NEW YORK (AP) -- After a decade of war with al Qaeda the potential for another devastating terrorist assault "remains very real," Defense Secretary Leon Panetta said Tuesday following a somber visit to ground zero of the Sept. 11 attacks on the World Trade Center.
The Pentagon chief walked through the National September 11 Memorial park and museum with Mayor Michael Bloomberg, and afterward told reporters that Americans must remain vigilant against the threat of another successful al Qaeda attack.
"The potential for that kind of attack remains very real," he said from the 10th floor of 7 World Trade Center, the first completed office tower at the site where hijacked commercial airliners were flown into the Twin Towers, killing more than 2,700 people.
Noting that many of al Qaeda's top leaders, including Osama bin Laden, have been captured or killed in recent months, Panetta said the nature of the terrorist threat has evolved to the point where al Qaeda "nodes" outside of Afghanistan and Pakistan are now the most dangerous.
"Yemen has risen to the top of the list," he said.
Panetta's New York visit gave him an early glimpse at the memorial, with its majestic 30-foot manmade walls of water that hug the sides of one-acre reflecting pools that encompass the ground where the Twin Towers stood. The water is meant to signify falling tears.

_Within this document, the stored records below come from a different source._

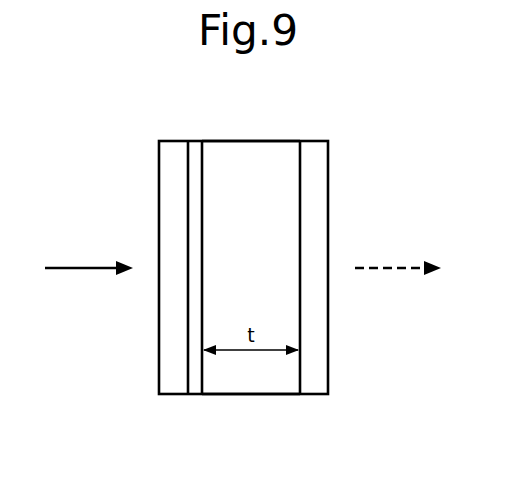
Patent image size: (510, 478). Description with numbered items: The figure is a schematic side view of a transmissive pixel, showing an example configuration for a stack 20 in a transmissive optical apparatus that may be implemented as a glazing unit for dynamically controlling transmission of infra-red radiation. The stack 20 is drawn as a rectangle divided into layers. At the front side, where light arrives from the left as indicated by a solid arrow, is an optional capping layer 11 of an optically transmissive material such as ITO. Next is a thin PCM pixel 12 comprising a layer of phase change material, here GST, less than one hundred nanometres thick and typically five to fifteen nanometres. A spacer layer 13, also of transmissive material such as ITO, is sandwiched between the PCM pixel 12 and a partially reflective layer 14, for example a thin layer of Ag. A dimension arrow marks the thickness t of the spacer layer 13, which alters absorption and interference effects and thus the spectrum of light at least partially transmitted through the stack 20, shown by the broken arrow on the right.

The capping layer 11 is at (177, 190).
The PCM pixel 12 is at (195, 165).
The spacer layer 13 is at (253, 165).
The reflective layer 14 is at (312, 197).
The stack 20 is at (328, 403).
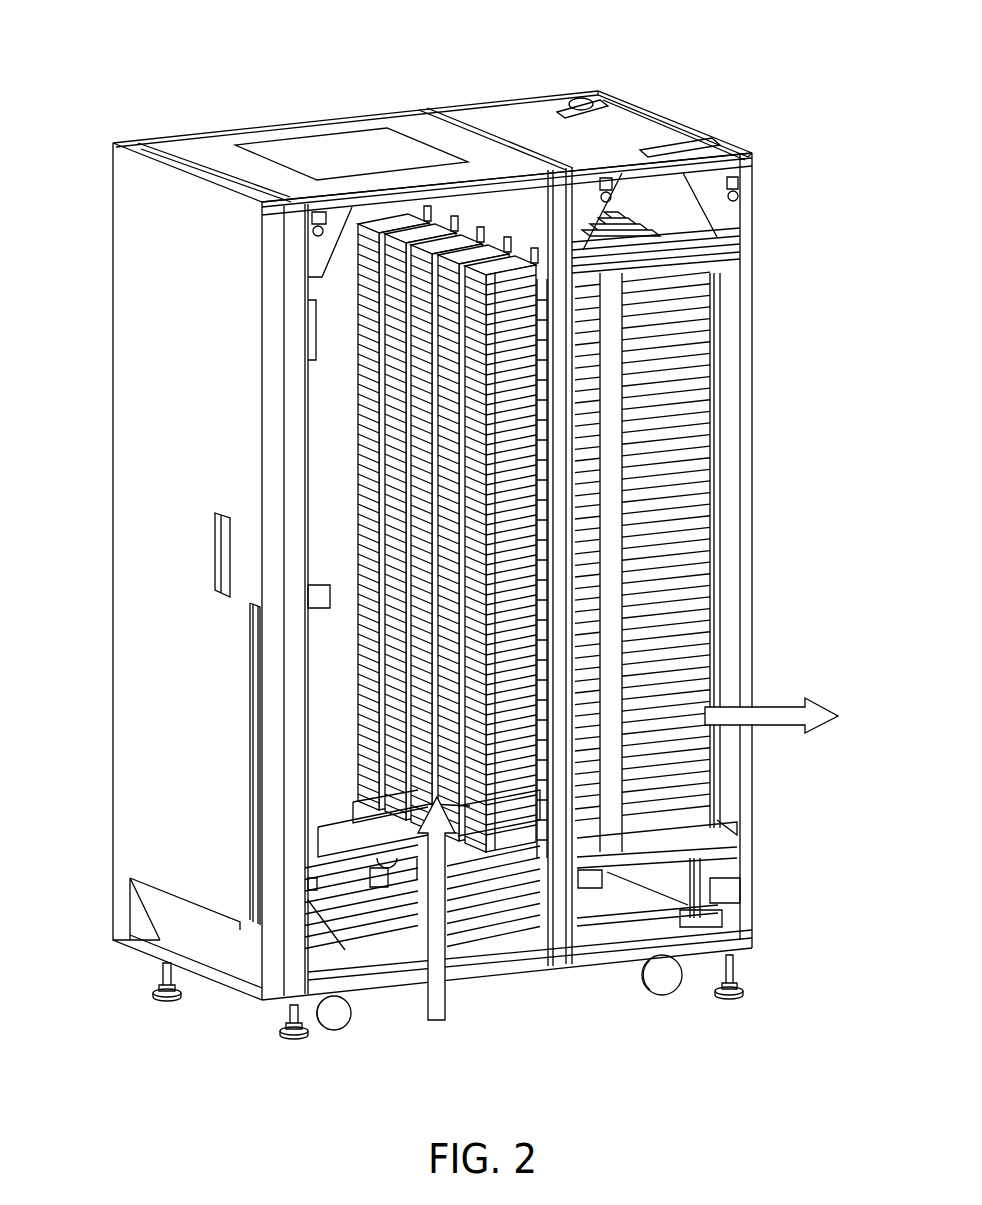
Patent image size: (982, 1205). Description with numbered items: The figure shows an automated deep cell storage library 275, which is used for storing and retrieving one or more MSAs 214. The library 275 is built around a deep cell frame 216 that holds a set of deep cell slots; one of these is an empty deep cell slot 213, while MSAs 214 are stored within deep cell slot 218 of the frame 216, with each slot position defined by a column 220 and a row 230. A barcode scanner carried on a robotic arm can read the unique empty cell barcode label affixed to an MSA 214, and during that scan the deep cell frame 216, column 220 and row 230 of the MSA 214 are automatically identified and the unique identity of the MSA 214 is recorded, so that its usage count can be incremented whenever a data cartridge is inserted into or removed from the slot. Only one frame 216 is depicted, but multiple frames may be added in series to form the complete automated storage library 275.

Panetta also took a peek inside the entrance to the museum, which is still under construction. And he was shown the "Survivor Tree," a non-fruit bearing pear tree that was rescued from the World Trade Center grounds after the terrorist attacks. It stands amid the white oaks, near the reflecting pool at the former South Tower.
Dozens of workers scrambled Tuesday morning to put the finishing touches on the memorial, planting ivy as ground cover around the 225 white oak trees that surround the reflecting pools.
The Sept. 11 attacks killed nearly 3,000 people, including 184 at the Pentagon. The names of every person who died in the attacks, including those at the Pentagon and in Shanksville, are inscribed in bronze panels that edge the reflecting pools at the Twin Towers site.